Negli ultimi quattordici mesi, sempre nella Repubblica Centrafricana, i caschi blu sono stati coinvolti in altri 22 casi di presunta violenza o sfruttamento sessuale (le vittime erano donne, bambine anche di 12 dodici anni e bambini di età compresa tra i 9 e i 15 anni). Nella Repubblica Centrafricana le Nazioni Unite sono state inviate nel 2014 per contribuire a porre fine alla guerra civile con un’operazione chiamata MINUSCA. «Le sanzioni saranno esemplari per coloro che si sono resi colpevoli di abusi sessuali, non appena sarà fatta luce su questi fatti incresciosi», ha detto Parfait Onanga-Anyanga, capo della missione dell’ONU nella Repubblica Centrafricana dallo scorso agosto, quando il segretario Generale Ban Ki-moon aveva chiesto le dimissioni del suo predecessore a seguito di una serie di denunce per violenze sessuali nei confronti di minori da parte di caschi blu.
Le Nazioni Unite sono presenti in Africa con nove operazioni di pace che coinvolgono più di 100 mila persone tra militari e civili, e queste accuse rischiano di minacciare la legittimità del loro lavoro e dell’organizzazione stessa. Qualche mese fa Ban Ki-moon aveva definito queste accuse «un cancro nel nostro sistema» e si era impegnato in una politica di “tolleranza zero”. Lo scorso dicembre le Nazioni Unite avevano pubblicato un rapporto indipendente molto atteso su questi crimini.

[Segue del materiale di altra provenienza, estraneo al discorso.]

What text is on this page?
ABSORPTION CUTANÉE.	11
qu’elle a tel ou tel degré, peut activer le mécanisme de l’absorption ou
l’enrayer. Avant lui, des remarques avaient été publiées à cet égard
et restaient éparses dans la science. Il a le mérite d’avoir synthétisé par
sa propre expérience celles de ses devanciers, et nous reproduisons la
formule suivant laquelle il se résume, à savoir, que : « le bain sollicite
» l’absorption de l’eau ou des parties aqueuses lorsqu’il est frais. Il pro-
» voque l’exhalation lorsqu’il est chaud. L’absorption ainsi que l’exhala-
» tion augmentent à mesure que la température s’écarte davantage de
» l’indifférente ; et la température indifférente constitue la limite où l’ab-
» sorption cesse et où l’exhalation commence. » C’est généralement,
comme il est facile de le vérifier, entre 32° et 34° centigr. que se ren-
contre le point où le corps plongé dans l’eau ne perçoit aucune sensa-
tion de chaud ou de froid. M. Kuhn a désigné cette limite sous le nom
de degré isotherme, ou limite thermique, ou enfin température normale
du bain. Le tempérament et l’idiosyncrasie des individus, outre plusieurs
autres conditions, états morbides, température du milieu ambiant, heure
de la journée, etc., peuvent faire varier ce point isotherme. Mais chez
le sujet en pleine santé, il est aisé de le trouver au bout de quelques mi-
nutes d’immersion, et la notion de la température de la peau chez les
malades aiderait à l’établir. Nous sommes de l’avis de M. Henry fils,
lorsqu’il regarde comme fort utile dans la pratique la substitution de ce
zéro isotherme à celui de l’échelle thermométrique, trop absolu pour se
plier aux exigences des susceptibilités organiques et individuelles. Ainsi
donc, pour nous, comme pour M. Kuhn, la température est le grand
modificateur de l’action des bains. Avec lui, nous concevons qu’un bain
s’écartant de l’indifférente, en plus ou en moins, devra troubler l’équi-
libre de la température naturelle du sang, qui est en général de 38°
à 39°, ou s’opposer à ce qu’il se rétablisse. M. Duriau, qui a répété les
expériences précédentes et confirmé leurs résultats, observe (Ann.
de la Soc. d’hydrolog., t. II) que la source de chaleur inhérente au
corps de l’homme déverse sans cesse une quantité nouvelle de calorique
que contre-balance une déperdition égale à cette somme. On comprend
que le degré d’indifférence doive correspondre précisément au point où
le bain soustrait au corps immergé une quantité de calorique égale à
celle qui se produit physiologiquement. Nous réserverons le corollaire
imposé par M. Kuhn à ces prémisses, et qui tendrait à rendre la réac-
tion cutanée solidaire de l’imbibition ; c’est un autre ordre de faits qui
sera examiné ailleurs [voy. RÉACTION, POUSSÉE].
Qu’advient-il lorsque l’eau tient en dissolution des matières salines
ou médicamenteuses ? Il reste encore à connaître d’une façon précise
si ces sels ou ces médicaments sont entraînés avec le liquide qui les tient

Nell’indagine si legge che la scarsa applicazione delle politiche in atto per scoraggiare e segnalare gli abusi ha fatto in modo che «la credibilità delle operazioni delle Nazioni Unite e il mantenimento della pace siano in pericolo». La relazione chiede anche che le Nazioni Unite comincino a trattare lo sfruttamento e gli abusi sessuali per quello che sono: crimini e violazioni dei diritti umani, piuttosto che valutarli come problemi di condotta o disciplina.
Commentando il rapporto, Sarah Taylor di Human Rights Watch ha scritto che nonostante i proclami, le nuove politiche e le varie indagini nel corso degli anni, quello della trasparenza non è stato un obiettivo che si possa definire raggiunto. Non è semplice scoprire né le accuse, né contro chi sono state rivolte, né se abbiano poi portato a indagini o azioni penali. Spesso, spiega Taylor, «i presunti autori delle violenze sono mandati a casa prima di intraprendere nei loro confronti qualsiasi tipo di azione. Le vittime sono spesso lasciate allo sbando, ricevono poca assistenza in termini di servizi medici, di consulenza o di sostegni finanziari e si hanno pochissime informazioni sull’avanzamento dei loro casi». Ancora più problematico, secondo diversi esperti, è il fatto che il perseguimento dei presunti colpevoli spetta ai governi dei paesi che forniscono le forze di pace e che spesso questi governi non lo fanno con determinazione. La percezione diffusa è insomma che ci sia impunità nei confronti di chi commette degli abusi.
Il numero dei presunti casi di sfruttamento e abusi sessuali commessi dal personale delle Nazioni Unite è sceso rispetto a qualche anno fa: nel 2008 erano stati segnalati 83 casi, nel 2014 invece 51. Questa, secondo i funzionari delle Nazioni Unite, sarebbe la prova di un intervento sempre più efficace su questi crimini. Ma i critici dicono che quei numeri sono incompleti e che molti casi i fatti non vengono denunciati: le vittime potrebbero temere ritorsioni da parte dei responsabili, che in alcuni casi sono soldati e portano un’arma.